Florist’s Tip: Only buy roses that feel firm when you pinch them at the base of the bloom, this means they are fresher. They will open in your vase at home. Never cut hydrangea from the garden in the heat of the day and place the stems in warm water for 30mins to release air bubbles in the stem to make them last longer.
Step 2: Fill your vessels with clean, tepid water. I like to fill mine no more than half full, you don’t want to drown the stems and when you have finished, it will look more elegant. Remove any leaves that will be below the water line and cut each stem with florist cutters at a 45-degree angle. This makes a larger drinking surface for the stem to absorb water through.
Stylist’s Tip: The key to a simple display like this is choosing the right vessels and pairing them with the right blooms. Try to choose a range of heights and mix your blooms. Then pair the larger blooms with the larger vessels and the smaller blooms in the smaller ones.
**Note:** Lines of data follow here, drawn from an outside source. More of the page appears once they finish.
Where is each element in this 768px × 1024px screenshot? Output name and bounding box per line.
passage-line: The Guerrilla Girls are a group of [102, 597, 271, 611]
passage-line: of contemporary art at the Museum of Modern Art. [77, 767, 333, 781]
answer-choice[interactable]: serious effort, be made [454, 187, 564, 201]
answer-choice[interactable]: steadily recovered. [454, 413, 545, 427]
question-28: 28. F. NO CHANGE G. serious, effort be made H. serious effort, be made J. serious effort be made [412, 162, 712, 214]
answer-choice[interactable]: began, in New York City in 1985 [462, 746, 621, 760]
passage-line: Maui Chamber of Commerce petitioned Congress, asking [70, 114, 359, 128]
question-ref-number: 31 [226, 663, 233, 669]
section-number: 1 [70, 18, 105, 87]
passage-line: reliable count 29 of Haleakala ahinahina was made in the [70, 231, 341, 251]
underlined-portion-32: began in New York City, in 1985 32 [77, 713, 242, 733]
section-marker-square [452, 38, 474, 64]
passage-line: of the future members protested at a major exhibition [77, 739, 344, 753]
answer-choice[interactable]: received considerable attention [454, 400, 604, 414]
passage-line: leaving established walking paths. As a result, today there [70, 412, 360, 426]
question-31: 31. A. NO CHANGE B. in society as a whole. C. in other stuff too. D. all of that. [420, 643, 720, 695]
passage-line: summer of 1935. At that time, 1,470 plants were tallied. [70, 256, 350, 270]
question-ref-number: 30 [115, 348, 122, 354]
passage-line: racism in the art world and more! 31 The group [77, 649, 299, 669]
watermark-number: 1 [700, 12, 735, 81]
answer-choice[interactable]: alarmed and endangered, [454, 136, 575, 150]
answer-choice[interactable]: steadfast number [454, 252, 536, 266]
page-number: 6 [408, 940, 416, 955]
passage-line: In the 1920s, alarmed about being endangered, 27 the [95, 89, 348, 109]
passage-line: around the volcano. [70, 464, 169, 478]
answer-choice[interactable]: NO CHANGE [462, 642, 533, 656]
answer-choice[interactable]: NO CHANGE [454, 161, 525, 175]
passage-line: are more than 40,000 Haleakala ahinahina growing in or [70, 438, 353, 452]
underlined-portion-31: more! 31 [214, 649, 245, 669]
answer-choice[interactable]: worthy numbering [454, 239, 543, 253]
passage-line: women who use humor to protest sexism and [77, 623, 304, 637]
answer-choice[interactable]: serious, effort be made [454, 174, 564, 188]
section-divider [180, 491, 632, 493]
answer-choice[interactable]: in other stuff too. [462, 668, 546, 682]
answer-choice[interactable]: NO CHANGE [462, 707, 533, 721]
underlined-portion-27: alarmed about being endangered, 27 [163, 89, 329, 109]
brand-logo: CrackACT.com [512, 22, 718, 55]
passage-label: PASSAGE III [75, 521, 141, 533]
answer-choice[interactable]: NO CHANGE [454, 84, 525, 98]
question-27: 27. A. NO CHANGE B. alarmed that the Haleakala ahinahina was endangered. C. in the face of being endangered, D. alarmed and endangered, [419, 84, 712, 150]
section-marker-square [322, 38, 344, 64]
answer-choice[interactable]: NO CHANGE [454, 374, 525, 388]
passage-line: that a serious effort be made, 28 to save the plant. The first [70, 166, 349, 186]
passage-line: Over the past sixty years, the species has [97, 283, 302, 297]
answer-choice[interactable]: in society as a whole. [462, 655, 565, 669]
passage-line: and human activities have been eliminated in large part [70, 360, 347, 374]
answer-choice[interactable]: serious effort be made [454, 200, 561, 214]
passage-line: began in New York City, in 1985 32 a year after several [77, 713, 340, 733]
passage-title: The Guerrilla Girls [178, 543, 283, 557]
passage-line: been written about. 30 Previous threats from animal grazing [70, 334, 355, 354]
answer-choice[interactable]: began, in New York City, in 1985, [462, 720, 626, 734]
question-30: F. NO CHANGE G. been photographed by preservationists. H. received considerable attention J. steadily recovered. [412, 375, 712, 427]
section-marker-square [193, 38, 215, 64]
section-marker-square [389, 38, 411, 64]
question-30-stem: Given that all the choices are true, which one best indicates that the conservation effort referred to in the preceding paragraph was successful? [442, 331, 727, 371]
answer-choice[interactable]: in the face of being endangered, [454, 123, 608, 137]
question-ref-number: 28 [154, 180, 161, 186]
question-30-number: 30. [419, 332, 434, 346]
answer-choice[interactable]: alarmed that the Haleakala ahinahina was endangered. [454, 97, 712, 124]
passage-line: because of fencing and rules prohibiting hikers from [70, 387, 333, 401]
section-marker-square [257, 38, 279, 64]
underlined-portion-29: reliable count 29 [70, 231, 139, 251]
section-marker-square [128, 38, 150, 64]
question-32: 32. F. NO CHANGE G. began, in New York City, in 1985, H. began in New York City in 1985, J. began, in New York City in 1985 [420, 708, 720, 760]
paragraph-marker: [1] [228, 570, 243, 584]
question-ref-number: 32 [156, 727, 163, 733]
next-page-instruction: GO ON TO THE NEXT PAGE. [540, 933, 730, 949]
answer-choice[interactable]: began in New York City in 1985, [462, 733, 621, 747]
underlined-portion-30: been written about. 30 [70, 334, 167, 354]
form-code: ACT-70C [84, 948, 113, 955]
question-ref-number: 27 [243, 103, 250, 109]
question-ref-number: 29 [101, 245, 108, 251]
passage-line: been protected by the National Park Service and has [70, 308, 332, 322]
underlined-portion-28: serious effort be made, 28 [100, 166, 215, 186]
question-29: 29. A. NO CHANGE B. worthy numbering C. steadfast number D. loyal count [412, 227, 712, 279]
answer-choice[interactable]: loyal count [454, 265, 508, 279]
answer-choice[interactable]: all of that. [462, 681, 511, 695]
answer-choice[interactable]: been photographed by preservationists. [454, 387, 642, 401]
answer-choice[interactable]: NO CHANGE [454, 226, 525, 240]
As you cut your stems keep in mind that you want to accentuate the differences in heights rather than make everything the same level.
Step 3: Once you have filled all of your vases you can make up the Easter nest. I pulled some tufts from a pampas stem and lined a small ceramic dish before carefully nestling the little quail eggs within. I then tucked a few more tufts of pampas in so you could see more of them peeking out.
Variation: If you want to replace the quail eggs with chocolate eggs you can. I would recommend either a plain gold or silver foil covered egg for that more stylish finish.
Step 4: Now you can style your Easter Vignette. Put the larger vessel in place first and work around that, that way it will end up at the back and not at the front covering up your smaller vessels.
Stylist’s Tip: By using an uneven number of vessels (including the dish in my case) you will be able to create a layout that is naturally, pleasing to the eye. Use the heights and shapes to create a rough triangle or pyramid shape.
Voila! You have finished, make sure you show it off and put it front and center for everyone to see. Hopefully, the Easter bunny will appreciate it too, I am pretty sure he does exist because of a very well accounted memory of one Easter in North Wales at my grandmother’s cottage. It was breakfast time on Easter Sunday and there had been no chocolate eggs found yet. Whilst we were all in the kitchen there was a thumping, almost hopping, across the floor upstairs! I ran up to find a pile of shiny foil wrapped eggs on my bed with a card from the Easter bunny. I wasn’t that young, maybe 10, so I was trying to work this out: If everyone was in the kitchen then who bounced across the floor upstairs? My dad still won’t tell me how they did it.